Nur eins: meine Apfelkugeln hatten Kanonenkugelgröße; das hat etwas gestört. Also, entweder Ihr habt einen ganz kleinen Kugelausstecher oder Ihr dekoriert die Suppe besser mit kleinen Apfelwürfelchen. Das ist vielleicht nicht ganz so schick, schmeckt aber besser.

Für 4 Personen:

Für die Sauerrahm-Basilikum-Mousse:

  • 1 Töpfchen Basilikum
  • 210 ml Schlagsahne
  • 100 gr. Sauerrahm
  • 1/2 Limette, der Saft
  • 1 Blatt Gelatine
  • Salz

Für die Suppe:

  • 800 gr.
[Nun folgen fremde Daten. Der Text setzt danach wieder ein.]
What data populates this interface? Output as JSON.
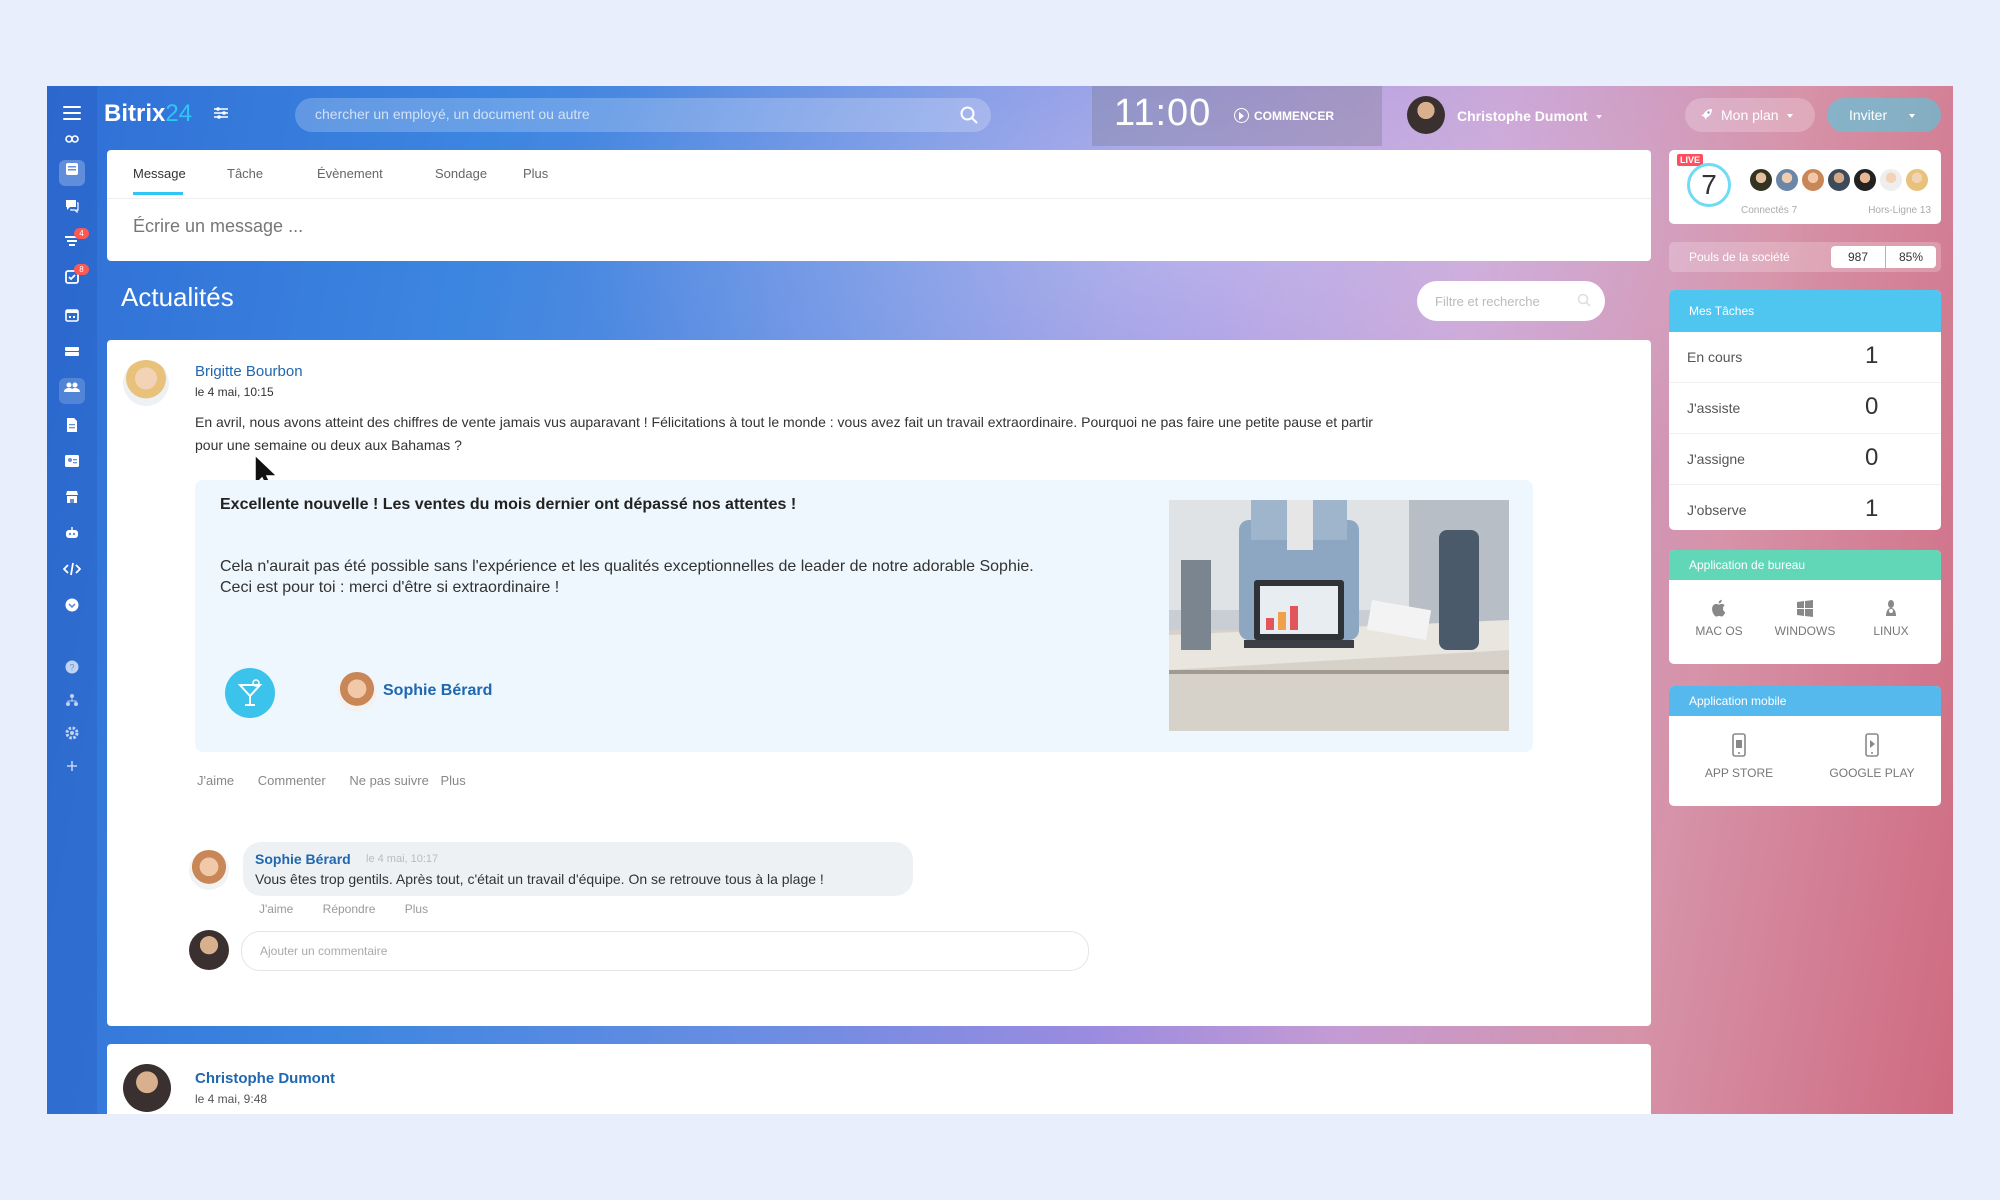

Erbsen (frisch oder TK)
  • 80 ml Olivenöl
  • Saft einer Zitrone
  • 15 gr. Koriandergrün, die Blättchen abgezupft
  • 500 ml Apfelsaft
  • 1 TL Kreuzkümmel
  • 1/2 TL Fenchelsaat
  • 1/4 TL Anis
  • 2 Kapseln Kardamom

Für die Garnitur:

  • 1 saurer Apfel
  • 200 gr. Erbsen
  • 1 Prise ganzer Kreuzkümmel, gemörsert

Zuerst für die Mousse die Blätter vom Basilikum zupfen. Blätter in die Sahne geben und mindestens 30 min ziehen lassen – meine waren viel länger in der Sahne.

Die Gelatine in kaltem Wasser einweichen. Die Sahne mit dem Handrührgerät halbsteif schlagen. Einen Teil des Sauerrahms in einem kleinen Topf erhitzen. Den Limettensaft zugeben, dann die ausgedrückte Gelatine darin auflösen. Die Mischung zum anderen Teil des Sauerrahms geben, dann die angeschlagene Sahne unterziehen. Mit Salz und Pfeffer abschmecken, in einen Spritzbeutel füllen und beseite stellen.
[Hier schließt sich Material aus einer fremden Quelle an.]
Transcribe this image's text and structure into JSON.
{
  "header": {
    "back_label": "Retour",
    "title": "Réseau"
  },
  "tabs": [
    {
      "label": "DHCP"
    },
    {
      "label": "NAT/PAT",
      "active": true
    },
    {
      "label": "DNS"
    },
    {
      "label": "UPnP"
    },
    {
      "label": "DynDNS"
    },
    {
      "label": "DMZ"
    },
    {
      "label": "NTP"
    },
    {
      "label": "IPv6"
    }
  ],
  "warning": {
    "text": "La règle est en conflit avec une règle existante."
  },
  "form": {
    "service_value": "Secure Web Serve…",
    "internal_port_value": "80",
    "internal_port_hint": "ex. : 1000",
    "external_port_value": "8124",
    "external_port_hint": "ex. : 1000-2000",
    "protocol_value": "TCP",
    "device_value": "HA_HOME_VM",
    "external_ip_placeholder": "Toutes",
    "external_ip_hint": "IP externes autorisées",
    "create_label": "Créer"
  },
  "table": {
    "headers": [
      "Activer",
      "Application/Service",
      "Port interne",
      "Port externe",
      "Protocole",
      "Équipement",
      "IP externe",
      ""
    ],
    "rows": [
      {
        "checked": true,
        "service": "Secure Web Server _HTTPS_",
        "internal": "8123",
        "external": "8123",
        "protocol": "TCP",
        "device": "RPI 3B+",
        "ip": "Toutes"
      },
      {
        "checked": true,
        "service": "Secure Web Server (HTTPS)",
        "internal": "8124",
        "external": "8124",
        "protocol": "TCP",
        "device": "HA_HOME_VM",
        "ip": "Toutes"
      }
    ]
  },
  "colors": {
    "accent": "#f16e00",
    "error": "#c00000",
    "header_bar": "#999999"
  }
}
Für die Suppe die Erbsen blanchieren. Mit allen anderen Zutaten in einen Mixer geben, aufmixen, dann durch ein Sieb streichen, mit Salz und Pfeffer abschmecken und kühl stellen.

Für die Einlage aus dem Apfel kleine Kugeln ausstechen oder das Fruchtfleisch in Würfelchen schneiden. Die Erbsen in kochendem Salzwasser bissfest garen.

Zum Anrichten die Suppe in Schalen geben. Jeweils einige Erbsen und Apfelkugeln hineingeben. Sauerrahmmousse aufspritzen. Mit gemörsertem Kreuzkümmel bestreuen.